Driving Ms Tessie

Updated - January 16, 2018 at 09:09 PM.

What happens when a ‘driverless’ sedan hits trauma-inducing traffic on Indian roads

A view of traffic congestion at Connaught Place in New Delhi (file photo).

“Tessie, sir, is our latest self-driving model,” the salesman said with a smirk, as I gazed gob-smacked at the sinuous dark silver-grey car in front of me. Demurely she lowered her headlight shades at me though her LEDs shone bright. “She’ll drive you anywhere — just tell her where to go and she’ll safely take you there!” He looked askance at me. “If you like, we can make her even more fair and lovely with this fairness polish that we give free to discerning customers.”

I got behind the wheel. “Welcome, sir!” the car said, “it’s such an honour to have you behind the wheel! And may I be so bold as to say you have wonderful six-pack abs and biceps.”

I put my hands on the wheel, and man, it was like holding hands with the most beautiful girl in the world. You’d never want to let go! (This was an ingenious safety feature: When my wife took the wheel she said it was like holding hands with Muhammad Ali. “I couldn’t let go even to do my make-up while driving!” she complained.)

“I’ll take her!” I said.

“Okay, sir, where to?” the car asked after the formalities had been completed.

I told her my address. Softly she started up, and gentle music filled the air-conditioned, rose-scented cabin.

Ten minutes later I asked her: “Come on, let’s go, what are you waiting for?” She had stopped at the door of the showroom.

“I’m waiting for a gap in the traffic, sir! When it’ll be safe…”

“We’ll be here till midnight then!” I said, “just shove your nose out and butt in and meld into the flow.”

There was a gentle shudder from the silky motor. “Okay, sir,” she said in a small voice.

Five minutes later I had to speak up again. “You know, my dear, the speed limit here is 50 kmph — everyone’s doing 70 and you’re doing 23… So can we speed up a bit?”

“I have to maintain a safe distance from the vehicle ahead,” she said primly. Her voice took on a slightly shrill note and the shudder was back. Then she stopped.

“Why… why have you stopped?”

“Pedestrian crossing,” she pointed out. The pedestrians were looking at us panic-stricken.
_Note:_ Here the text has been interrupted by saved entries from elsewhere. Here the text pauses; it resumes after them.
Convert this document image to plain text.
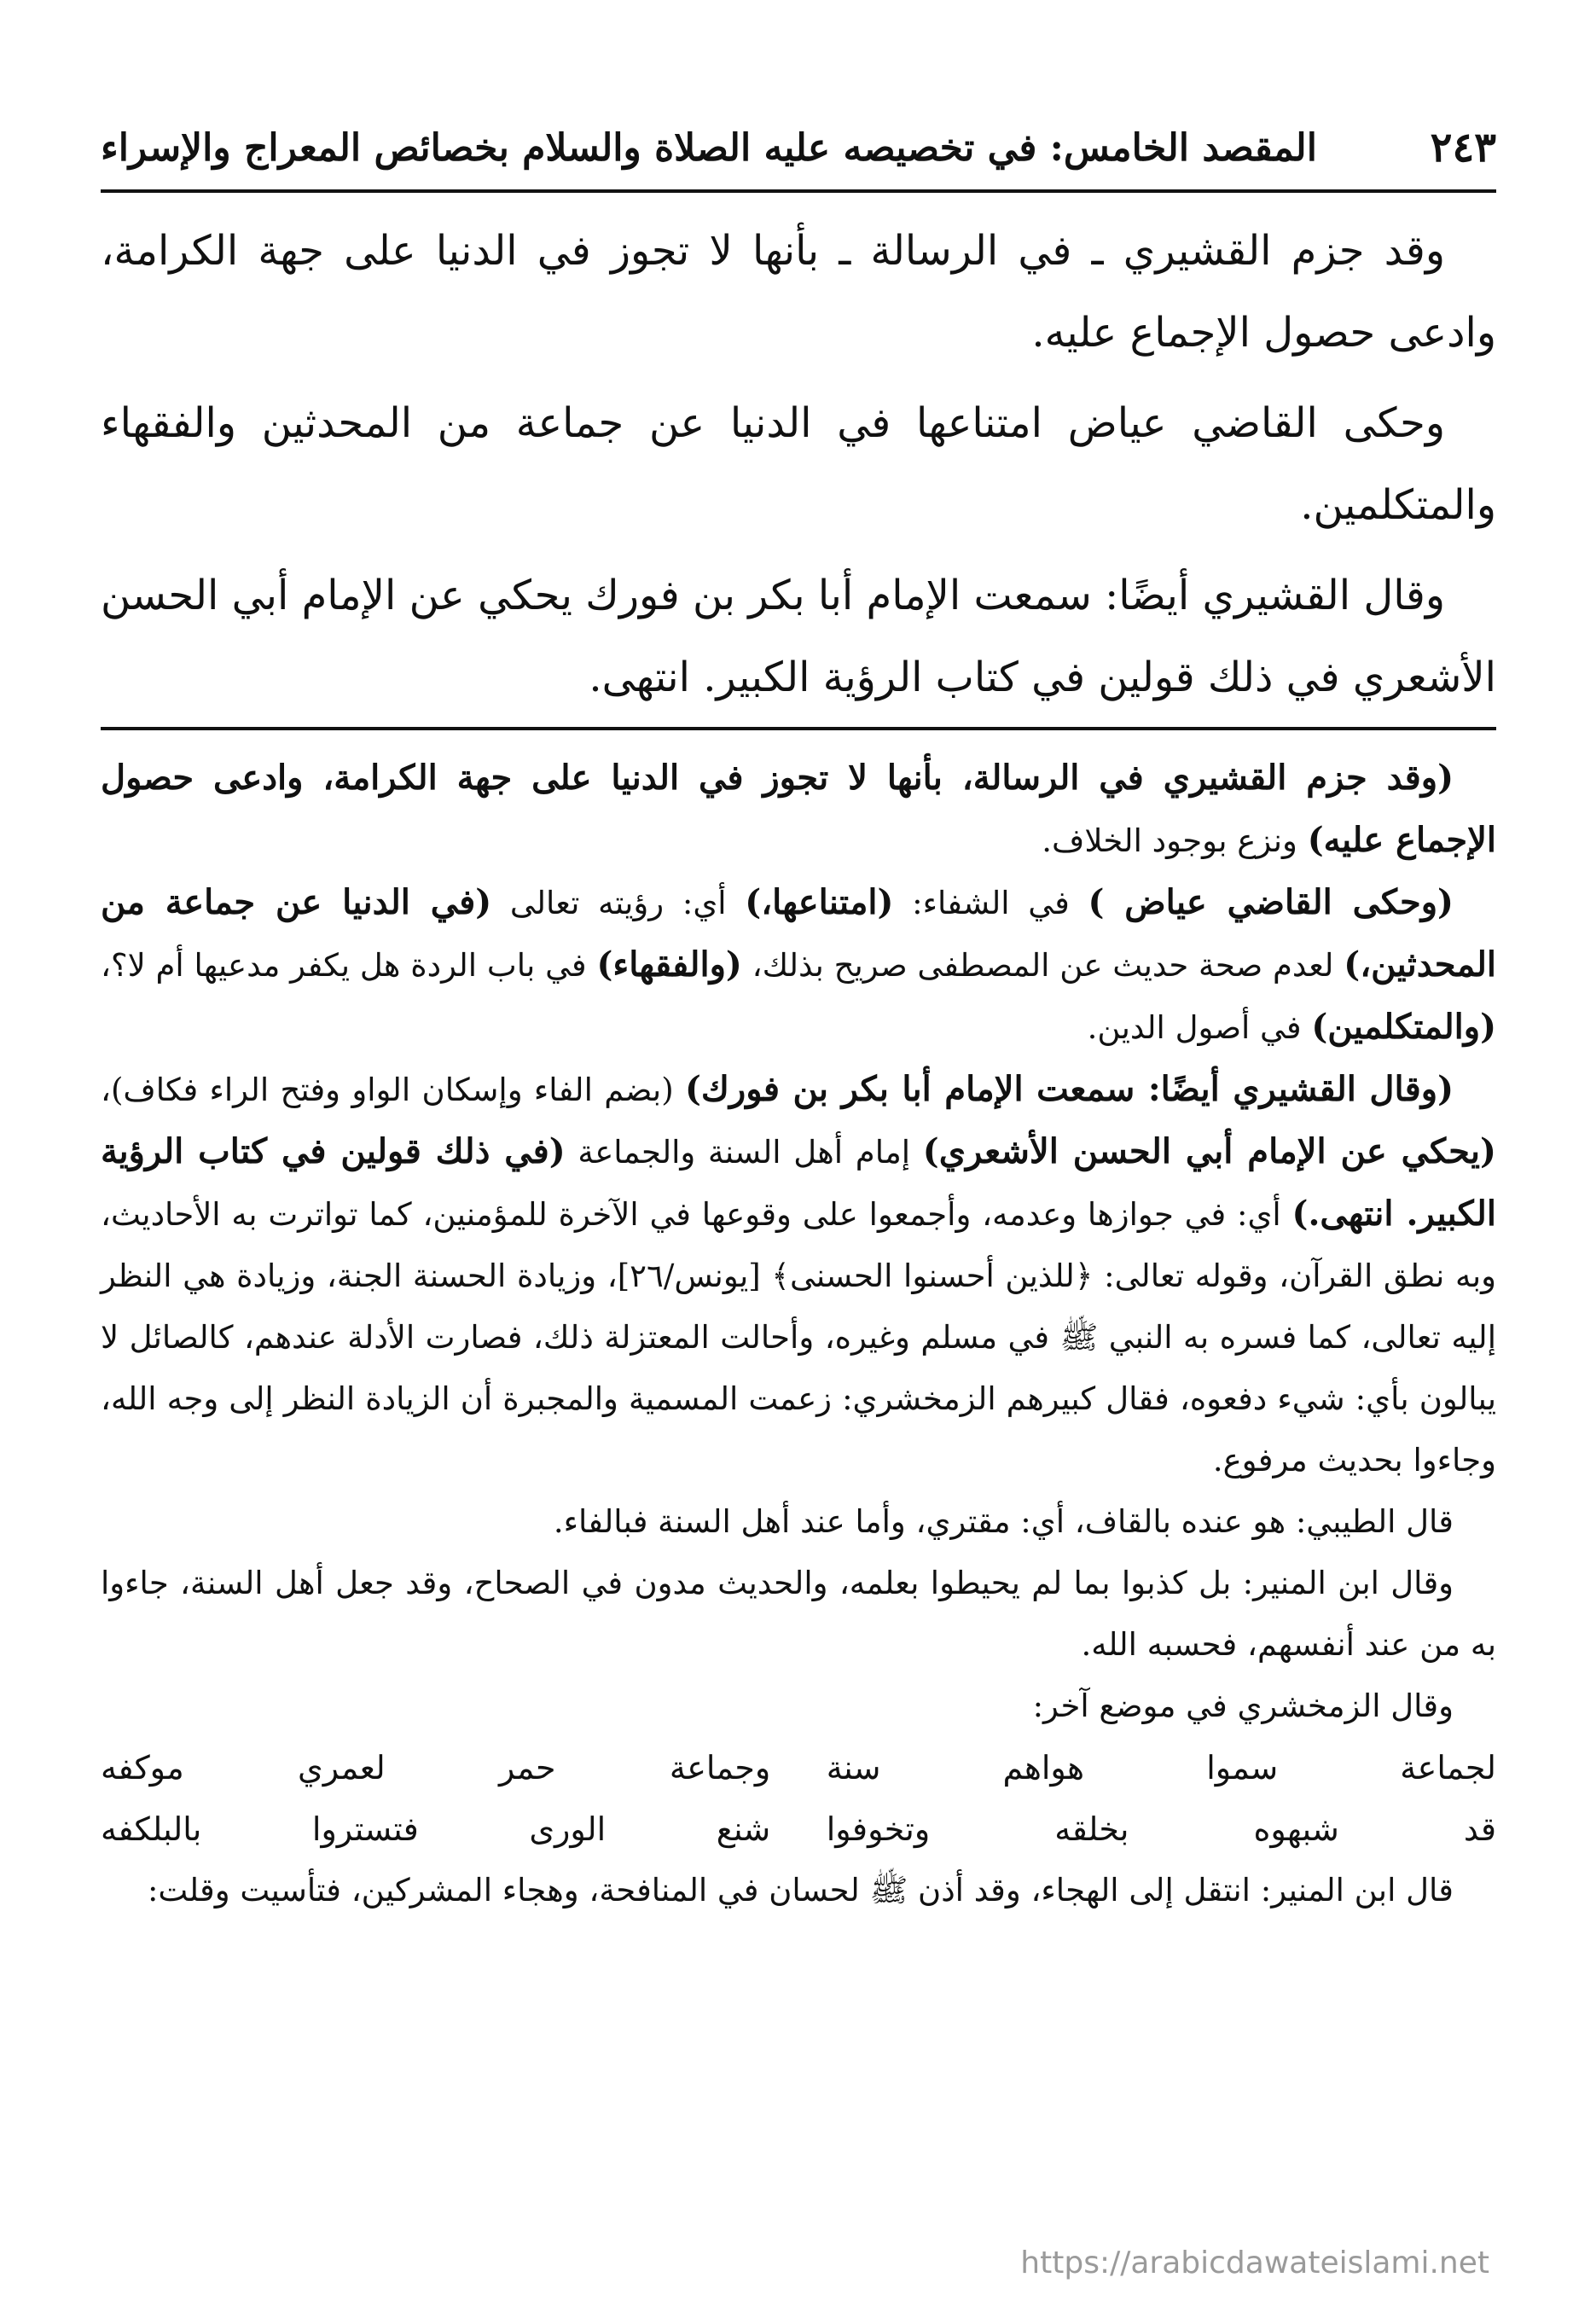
المقصد الخامس: في تخصيصه عليه الصلاة والسلام بخصائص المعراج والإسراء	٢٤٣

وقد جزم القشيري ـ في الرسالة ـ بأنها لا تجوز في الدنيا على جهة الكرامة، وادعى حصول الإجماع عليه.

وحكى القاضي عياض امتناعها في الدنيا عن جماعة من المحدثين والفقهاء والمتكلمين.

وقال القشيري أيضًا: سمعت الإمام أبا بكر بن فورك يحكي عن الإمام أبي الحسن الأشعري في ذلك قولين في كتاب الرؤية الكبير. انتهى.

(وقد جزم القشيري في الرسالة، بأنها لا تجوز في الدنيا على جهة الكرامة، وادعى حصول الإجماع عليه) ونزع بوجود الخلاف.

(وحكى القاضي عياض ) في الشفاء: (امتناعها،) أي: رؤيته تعالى (في الدنيا عن جماعة من المحدثين،) لعدم صحة حديث عن المصطفى صريح بذلك، (والفقهاء) في باب الردة هل يكفر مدعيها أم لا؟، (والمتكلمين) في أصول الدين.

(وقال القشيري أيضًا: سمعت الإمام أبا بكر بن فورك) (بضم الفاء وإسكان الواو وفتح الراء فكاف)، (يحكي عن الإمام أبي الحسن الأشعري) إمام أهل السنة والجماعة (في ذلك قولين في كتاب الرؤية الكبير. انتهى.) أي: في جوازها وعدمه، وأجمعوا على وقوعها في الآخرة للمؤمنين، كما تواترت به الأحاديث، وبه نطق القرآن، وقوله تعالى: ﴿للذين أحسنوا الحسنى﴾ [يونس/٢٦]، وزيادة الحسنة الجنة، وزيادة هي النظر إليه تعالى، كما فسره به النبي ﷺ في مسلم وغيره، وأحالت المعتزلة ذلك، فصارت الأدلة عندهم، كالصائل لا يبالون بأي: شيء دفعوه، فقال كبيرهم الزمخشري: زعمت المسمية والمجبرة أن الزيادة النظر إلى وجه الله، وجاءوا بحديث مرفوع.

قال الطيبي: هو عنده بالقاف، أي: مقتري، وأما عند أهل السنة فبالفاء.

وقال ابن المنير: بل كذبوا بما لم يحيطوا بعلمه، والحديث مدون في الصحاح، وقد جعل أهل السنة، جاءوا به من عند أنفسهم، فحسبه الله.

وقال الزمخشري في موضع آخر:

لجماعة سموا هواهم سنة
وجماعة حمر لعمري موكفه
قد شبهوه بخلقه وتخوفوا
شنع الورى فتستروا بالبلكفه

قال ابن المنير: انتقل إلى الهجاء، وقد أذن ﷺ لحسان في المنافحة، وهجاء المشركين، فتأسيت وقلت:

https://arabicdawateislami.net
“You know, my dear,” I said kindly, “they think you’re waiting for them to start crossing so you can run them over… Just drive on, they’ll be fine then!”

Then we hit some traffic. Other cars were busy nosing in and out of lanes, while our lady remained static behind a bus with green twigs sticking out of its windows.

“Um… you’d better get into another lane,” I suggested. “The bus has broken down!”

“You mean change lanes? I can be challaned for that!”

“Just do it, babe! Otherwise we’ll be here till tomorrow!”

Very timorously she nosed into the adjoining lane and, with a little shriek, joined the flow just as the guy behind us hooted rudely.

“Oh my God, I’m so sorry!’ my beautiful car apologised.

At last we hit the Expressway. “Okay, let’s see what you can do! They said you can do 0-100 kmph in less than three seconds.”

“I can take you up to 80 — that’s the limit here. My automatic speed-limit sensor governor will switch on then…”

“Oh crap!”

Suddenly she swerved slightly, then corrected herself.

“Ss…sorry, sir,’ she said faintly, ‘I thought I just saw a cow sitting in the middle of the road! She nearly gave me a heart attack!”

I could feel her bodywork tremble. “See, it’s okay — they’re yogic cows, specially put there in the middle of speeding traffic to slow drivers down.”

Then we hit a bit of maddening traffic. You know, two-wheelers, bullock carts, cycles, trucks, autos, cars, dogs, and people going every which way.

To my horror I saw that her oil pressure had begun to rise alarmingly, as had engine temperature, and her cylinders were missing beats like they had final-stage arrhythmia.

“You feeling okay?” I asked. Just then a hefty SUV nudged her behind.

Shuddering she made her way to the kerb and switched off. “I can’t take it anymore,” she wept, “I’m having a breakdown! I need my therapist! I was programmed in Singapore!”

The dealer couldn’t do much, so I took her to my old mechanic.

“No problem, sir, jugaad will make her fine!”

When he’d finished with her, I got in and started the engine. Wow! There was a raspy growl in her throat and she rocketed off, fishtailing this way and that through traffic. When yet another MCP SUV nudged her behind, she emitted a shriek of anger, and took off. Foolishly it began following her. Suddenly she dropped a flood of mobile oil and bag of nails all over the road behind. The SUV skidded wildly and swerved and ended up on its roof in a ditch.

“Way to go, girl, way to go!” I yelled exultantly, as we roared into the sunset.